Abdominal Myths
By Sidney Wilson

Everyone has abs, which is Myth #1. People tell me all the time, “I don’t have abs.” Sure you do, you just can’t see them. A good abdominal program builds abdominal muscle and shreds the fat to bring them out of hiding.

Myth #2, you don’t get abs by working your abs, you go after your entire middle core by working your entire abdominal region, made up of three frontal components: upper, middle and lower and a fourth: your obliques, which reside on the right and left sides of your body’s core.
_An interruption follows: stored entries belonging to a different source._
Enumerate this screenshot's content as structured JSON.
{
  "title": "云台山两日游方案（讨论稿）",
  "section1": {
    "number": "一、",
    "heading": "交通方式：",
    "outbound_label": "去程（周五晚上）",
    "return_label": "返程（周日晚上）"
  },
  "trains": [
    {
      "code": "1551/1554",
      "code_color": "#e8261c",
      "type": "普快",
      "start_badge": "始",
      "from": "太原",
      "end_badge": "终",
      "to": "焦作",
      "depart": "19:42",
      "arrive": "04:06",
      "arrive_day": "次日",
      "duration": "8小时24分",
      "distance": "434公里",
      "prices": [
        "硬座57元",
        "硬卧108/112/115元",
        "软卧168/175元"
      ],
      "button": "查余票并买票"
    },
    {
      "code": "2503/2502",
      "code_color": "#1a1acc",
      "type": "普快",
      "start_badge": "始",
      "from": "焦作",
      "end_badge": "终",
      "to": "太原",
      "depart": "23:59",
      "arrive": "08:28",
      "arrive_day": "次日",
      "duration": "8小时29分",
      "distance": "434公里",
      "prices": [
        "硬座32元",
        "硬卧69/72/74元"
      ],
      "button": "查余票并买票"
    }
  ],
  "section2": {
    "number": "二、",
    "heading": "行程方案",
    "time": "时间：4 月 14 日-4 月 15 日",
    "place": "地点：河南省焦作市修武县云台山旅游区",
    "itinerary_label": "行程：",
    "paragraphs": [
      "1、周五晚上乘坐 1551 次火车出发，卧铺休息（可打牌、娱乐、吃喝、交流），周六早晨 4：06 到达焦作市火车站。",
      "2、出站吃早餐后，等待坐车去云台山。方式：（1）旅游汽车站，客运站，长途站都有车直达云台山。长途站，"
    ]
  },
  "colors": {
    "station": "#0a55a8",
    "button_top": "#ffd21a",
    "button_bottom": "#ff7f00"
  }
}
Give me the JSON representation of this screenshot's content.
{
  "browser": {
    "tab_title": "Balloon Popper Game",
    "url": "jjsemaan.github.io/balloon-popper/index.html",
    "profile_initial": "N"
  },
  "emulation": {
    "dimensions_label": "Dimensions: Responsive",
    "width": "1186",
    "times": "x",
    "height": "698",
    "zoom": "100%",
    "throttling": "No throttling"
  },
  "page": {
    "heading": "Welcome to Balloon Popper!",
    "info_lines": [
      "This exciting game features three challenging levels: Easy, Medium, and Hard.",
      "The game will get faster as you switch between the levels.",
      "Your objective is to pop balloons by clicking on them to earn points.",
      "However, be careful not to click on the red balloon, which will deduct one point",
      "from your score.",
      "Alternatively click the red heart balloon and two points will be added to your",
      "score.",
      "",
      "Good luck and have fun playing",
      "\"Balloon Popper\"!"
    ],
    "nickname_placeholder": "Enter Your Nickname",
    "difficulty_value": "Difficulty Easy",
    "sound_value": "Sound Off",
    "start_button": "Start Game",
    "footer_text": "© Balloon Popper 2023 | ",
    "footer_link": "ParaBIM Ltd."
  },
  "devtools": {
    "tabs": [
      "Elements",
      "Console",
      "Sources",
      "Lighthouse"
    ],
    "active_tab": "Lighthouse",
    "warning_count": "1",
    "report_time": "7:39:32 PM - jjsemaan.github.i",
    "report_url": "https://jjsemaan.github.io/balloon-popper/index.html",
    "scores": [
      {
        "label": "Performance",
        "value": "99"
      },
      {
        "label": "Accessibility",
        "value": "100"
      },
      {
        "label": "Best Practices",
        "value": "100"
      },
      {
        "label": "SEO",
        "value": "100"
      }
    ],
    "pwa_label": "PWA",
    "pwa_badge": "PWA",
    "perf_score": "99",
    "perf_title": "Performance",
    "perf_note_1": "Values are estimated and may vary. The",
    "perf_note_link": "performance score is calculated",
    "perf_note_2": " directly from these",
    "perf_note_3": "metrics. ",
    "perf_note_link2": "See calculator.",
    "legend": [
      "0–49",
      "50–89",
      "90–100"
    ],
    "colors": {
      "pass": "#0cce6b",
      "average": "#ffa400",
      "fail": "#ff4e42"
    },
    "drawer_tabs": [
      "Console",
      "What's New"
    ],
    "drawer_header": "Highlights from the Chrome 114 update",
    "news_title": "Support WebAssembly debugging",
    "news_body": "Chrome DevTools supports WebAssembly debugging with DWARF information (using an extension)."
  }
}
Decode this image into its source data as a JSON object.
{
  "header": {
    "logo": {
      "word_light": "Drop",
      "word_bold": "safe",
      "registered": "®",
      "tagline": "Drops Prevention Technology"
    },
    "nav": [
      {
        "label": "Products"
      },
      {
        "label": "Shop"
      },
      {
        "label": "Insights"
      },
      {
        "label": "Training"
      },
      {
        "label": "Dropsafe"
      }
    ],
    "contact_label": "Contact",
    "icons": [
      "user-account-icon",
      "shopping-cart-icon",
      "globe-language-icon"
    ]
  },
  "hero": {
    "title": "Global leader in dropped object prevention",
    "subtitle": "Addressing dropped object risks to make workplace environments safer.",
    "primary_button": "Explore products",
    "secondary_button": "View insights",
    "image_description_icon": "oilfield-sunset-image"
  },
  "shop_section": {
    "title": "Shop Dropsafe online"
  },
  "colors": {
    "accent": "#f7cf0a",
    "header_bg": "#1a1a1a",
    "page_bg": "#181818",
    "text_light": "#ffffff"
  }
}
Myth #3, working your abs everyday, doesn’t mean working the same abdominals muscles everyday. Like everything, you need to “change it up; switch it up.” Do lower abs one day, then middle, then upper, then obliques. Then start over with different types of exercises. Tighten that abdominal core when you train with weights, especially during shoulder and bench presses, bicep curls, triceps, everything. Make every exercise an opportunity to work your abdominal region.

So what are some good exercises that approach your abs with this holistic approach?

For upper abs, anything that engages your abs in upper body movements, like crunches. For middle, do full sit-ups. Lower? Any type of leg movement, for example, leg lifts on the floor or in a Roman chair. To hit your obliques, hang on a bar and twist your body from side to side.

So don’t think abs, think ABDOMINAL REGION. Think middle, lower, upper, sides.